Of that dirty dozen in Ford’s initial class — three weren’t even available. One, Chima Azuonwu, was redshirted, and left the program after the season. But were two others as well. Two guys with Division I experience.
Two guys who have become instant leaders.
Tahjere McCall spent two years in the north, at Niagara University where he was an occasional starter who averaged about five points a contest. In Nashville — his point production has more than doubled in the first 13 games compared to his two years in the MAAC.
The other? The Tigers current leading scorer, Keron Deshields, who helped the University of Montana to back-to-back NCAA Tournament births.
But the talent on this roster goes even deeper: Add in the interior threat of JUCO transfer Wayne Martin, who leads the team in rebounding, and ranks inside the top five in the OVC in boards, while adding 13 points a game. There’s Long Beach State transfer Christian Griggs-Williams, who benefited from the “graduate transfer rule” to gain instant eligibility at TSU, and Darreon Reddick, (pictured at top of post) one of those freshman last year who had an opportunity to start almost the entire year, and is showing his growth
Despite inheriting a roster with virtually no experience at this level, and despite much of that roster not returning to Nashville after this past summer, Dana Ford, in one year, has assembled a roster that can compete with any team in the OVC.
How can I say that, even though they’re 0-4 against teams in the top-250 in the nation?
They just competed with Tennessee, and led in the final minutes. They competed with Middle Tennessee in a three-point loss in Nashville. And despite digging an early hole, they competed with Illinois State last week, forcing 17 turnovers in a loss.
They just compete. They proved it against the Volunteers, and they’ve been proving it all season.
Dana Ford, in one year, has assembled a roster that can compete with any team in the OVC
TSU is still an underdog in the conference. They play in a tough division, with one of the most experienced coaches in the nation, whose team just beat a very good Valparaiso team at home. That three-point defense I mentioned earlier will be tested by the likes of Eastern Kentucky, as will their penchant for turnovers could prove troublesome against both EKU and a resurgent Morehead State team.
But this team, the one that leaving Knoxville right now with a sour taste in their mouth; this team right now isn’t just a thorn in the East’s side. They’re not just a dark horse, or a team competing for a bye.
This team — is a threat. A threat to the status quo. A threat to the past two years of suffering and misery amongst the TSU fan base. With their retro jerseys, and their retro style of play, TSU isn’t playing like a team that’s going to accept “moral” victories.

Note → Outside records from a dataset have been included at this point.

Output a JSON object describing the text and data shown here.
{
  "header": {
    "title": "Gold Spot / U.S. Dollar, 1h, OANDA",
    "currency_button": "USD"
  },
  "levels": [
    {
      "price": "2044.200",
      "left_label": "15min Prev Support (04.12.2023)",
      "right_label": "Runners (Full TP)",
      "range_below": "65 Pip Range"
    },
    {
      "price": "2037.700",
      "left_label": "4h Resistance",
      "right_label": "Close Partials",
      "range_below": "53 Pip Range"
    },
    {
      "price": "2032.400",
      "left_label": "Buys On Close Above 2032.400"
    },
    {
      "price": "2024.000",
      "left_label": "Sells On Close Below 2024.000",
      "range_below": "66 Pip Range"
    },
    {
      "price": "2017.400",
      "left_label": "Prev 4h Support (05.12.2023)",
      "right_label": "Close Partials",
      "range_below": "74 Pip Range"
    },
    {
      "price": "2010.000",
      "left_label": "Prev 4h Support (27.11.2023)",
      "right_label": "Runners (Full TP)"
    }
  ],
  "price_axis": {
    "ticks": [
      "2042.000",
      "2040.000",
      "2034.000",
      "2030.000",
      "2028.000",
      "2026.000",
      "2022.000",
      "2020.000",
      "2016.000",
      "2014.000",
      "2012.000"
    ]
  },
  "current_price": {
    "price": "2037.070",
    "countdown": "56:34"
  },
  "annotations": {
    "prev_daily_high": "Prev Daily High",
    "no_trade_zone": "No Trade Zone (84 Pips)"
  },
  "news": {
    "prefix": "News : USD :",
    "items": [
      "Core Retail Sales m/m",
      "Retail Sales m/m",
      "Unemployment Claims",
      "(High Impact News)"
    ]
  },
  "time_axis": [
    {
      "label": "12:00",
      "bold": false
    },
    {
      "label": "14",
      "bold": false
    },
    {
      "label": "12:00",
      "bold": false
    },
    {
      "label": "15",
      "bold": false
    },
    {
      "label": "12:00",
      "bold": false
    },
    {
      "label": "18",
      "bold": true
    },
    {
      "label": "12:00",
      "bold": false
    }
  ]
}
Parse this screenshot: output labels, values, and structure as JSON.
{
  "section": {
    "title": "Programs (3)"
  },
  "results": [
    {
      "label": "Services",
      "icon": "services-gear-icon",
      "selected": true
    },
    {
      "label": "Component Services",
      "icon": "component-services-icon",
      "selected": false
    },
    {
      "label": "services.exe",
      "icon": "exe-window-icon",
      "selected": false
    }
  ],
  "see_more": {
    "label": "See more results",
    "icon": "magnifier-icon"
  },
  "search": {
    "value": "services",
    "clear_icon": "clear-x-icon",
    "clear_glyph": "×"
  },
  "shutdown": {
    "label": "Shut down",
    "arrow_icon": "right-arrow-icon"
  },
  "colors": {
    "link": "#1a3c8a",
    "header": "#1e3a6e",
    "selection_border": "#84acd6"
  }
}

They’re playing like a team that wins.
I’ve written before not to judge Dana Ford on last season. The situation he inherited was an impossible one, not just for a “young” coach, but anybody. Confidence can be dangerous. TSU should have plenty of it as they enter a new chapter in their own history.
The Dana Ford era has now officially begun. And by all indications, it’s going to be a bright one.